Another change: Carey moved to Memphis in 1984 in order to open the Memphis Culinary Academy.

“There were already too many schools in San Francisco. And there was nothing in the middle of the country. There wasn’t even a school in New Orleans,” Carey says.

He has also opened several restaurants over the years, including the Cafe Meridian and the King Cotton. And now comes the cookbook, Creole Nouvelle, which was released this month, and two more books are in the planning stage.

In Carey’s hands, King cake, the blandest of all New Orleans’ desserts, takes on a new life. The cinnamon-laced filling is rich and creamy, and the semisweet dough leans heavily in the direction of brioche. His seafood gumbo is almost airy, emphasizing the herbed stock, the shrimp, and the crab over the charred, nearly chocolate flavors of traditional brown roux.

“Most of the recipes for gumbo start ‘First, you make a roux.’ Then you throw everything into the roux,” Carey says. “In classical French cooking, you add the roux last. That’s what I do. And I use a lighter roux [so you can treat the gumbo] more like a soup.”

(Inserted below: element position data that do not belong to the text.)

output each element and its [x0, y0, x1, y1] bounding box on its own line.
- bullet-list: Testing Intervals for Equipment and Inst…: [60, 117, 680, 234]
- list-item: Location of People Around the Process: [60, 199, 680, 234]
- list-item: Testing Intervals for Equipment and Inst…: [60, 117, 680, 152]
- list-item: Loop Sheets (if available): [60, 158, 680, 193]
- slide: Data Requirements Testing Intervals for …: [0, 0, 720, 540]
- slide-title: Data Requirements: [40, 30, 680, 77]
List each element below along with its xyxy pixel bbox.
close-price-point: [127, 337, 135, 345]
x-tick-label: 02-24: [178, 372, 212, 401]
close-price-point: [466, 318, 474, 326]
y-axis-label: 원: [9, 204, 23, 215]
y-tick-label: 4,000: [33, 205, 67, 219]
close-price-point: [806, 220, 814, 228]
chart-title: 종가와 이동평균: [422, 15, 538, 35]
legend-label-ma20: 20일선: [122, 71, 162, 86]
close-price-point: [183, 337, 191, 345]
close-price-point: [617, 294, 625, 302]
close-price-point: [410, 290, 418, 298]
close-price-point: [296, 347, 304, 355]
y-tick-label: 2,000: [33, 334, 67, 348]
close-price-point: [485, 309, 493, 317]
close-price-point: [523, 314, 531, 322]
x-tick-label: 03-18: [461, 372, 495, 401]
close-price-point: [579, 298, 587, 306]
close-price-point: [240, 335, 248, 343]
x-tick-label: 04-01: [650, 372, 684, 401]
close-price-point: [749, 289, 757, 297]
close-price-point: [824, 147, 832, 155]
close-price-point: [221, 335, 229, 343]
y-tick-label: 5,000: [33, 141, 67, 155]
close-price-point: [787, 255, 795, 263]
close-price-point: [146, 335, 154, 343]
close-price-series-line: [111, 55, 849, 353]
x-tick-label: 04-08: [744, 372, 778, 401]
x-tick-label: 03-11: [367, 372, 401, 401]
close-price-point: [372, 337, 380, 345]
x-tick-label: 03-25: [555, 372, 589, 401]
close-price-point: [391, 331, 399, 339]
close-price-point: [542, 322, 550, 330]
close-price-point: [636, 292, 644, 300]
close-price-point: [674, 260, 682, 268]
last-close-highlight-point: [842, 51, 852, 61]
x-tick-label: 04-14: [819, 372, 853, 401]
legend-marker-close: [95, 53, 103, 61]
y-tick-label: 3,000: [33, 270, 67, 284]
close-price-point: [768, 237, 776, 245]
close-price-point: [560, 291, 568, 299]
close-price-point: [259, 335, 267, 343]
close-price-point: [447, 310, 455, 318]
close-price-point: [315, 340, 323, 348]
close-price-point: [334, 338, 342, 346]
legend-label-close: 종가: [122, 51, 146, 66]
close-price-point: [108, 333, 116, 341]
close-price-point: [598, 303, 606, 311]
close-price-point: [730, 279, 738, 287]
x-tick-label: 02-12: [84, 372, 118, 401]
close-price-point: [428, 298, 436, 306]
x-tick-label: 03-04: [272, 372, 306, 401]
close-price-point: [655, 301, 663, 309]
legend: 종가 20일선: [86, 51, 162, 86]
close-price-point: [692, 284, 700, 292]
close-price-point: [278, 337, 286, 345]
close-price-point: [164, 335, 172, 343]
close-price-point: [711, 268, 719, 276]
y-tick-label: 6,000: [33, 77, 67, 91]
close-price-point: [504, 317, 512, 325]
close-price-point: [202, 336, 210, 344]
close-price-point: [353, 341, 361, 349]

Even the decidedly blue-collar oyster po’ boy, a soggy French loaf stuffed with battered oysters and slathered in mayo, is given a glamorous makeover in Creole Nouvelle. Crispy fried oysters are served open-faced on an onion roll with an aïoli spread, shredded romaine lettuce, and just a dash of Tabasco. Compared to the original, it almost seems healthy.

To round out his book, Carey has included traditional Creole recipes twisted into something new by some of New Orleans’ most creative chefs. Anne Kearney of Peristyle, Susan Spicer of Bayona, John Harris of Lilette, Donald Link of Herbsaint, and Peter Vasquez of Marisol have all contributed to the recipes collected in Creole Nouvelle.

When Louisiana cooking became a national rage in the 1980s, buoyed by the marketing savvy of Paul Prudhomme and the syndicated success of Justin Wilson, the flavors were mostly Cajun.

“Cajun cooking is a bit more rustic. I like to call that kind of cooking ‘down home New World French,'” Carey says. Creole cooking is more refined and less fiery.

New Orleans was founded by French colonists in 1718, and “Creole” is derived from a word meaning “born domestically.” Creole cooking, which absorbed elements of Spanish and Italian cooking, was America’s first fully realized domestic cuisine where Old World techniques were applied to the endless supply of nontraditional ingredients available in Louisiana. From the beginning it was defined by chefs working in restaurants, not by people cooking at home.

In Creole Nouvelle, Carey and his guest chefs expand the Creole palate by extending the list of ethnic influences. The results: crab and coconut soup, boudin-stuffed quail with fig sauce, and brazed duck on a buttermilk biscuit with blood-orange marmalade. And that’s just for starters.

For more Carey and Creole Nouvelle, watch local bookstores throughout November when Carey will demonstrate recipes and sign copies of the book.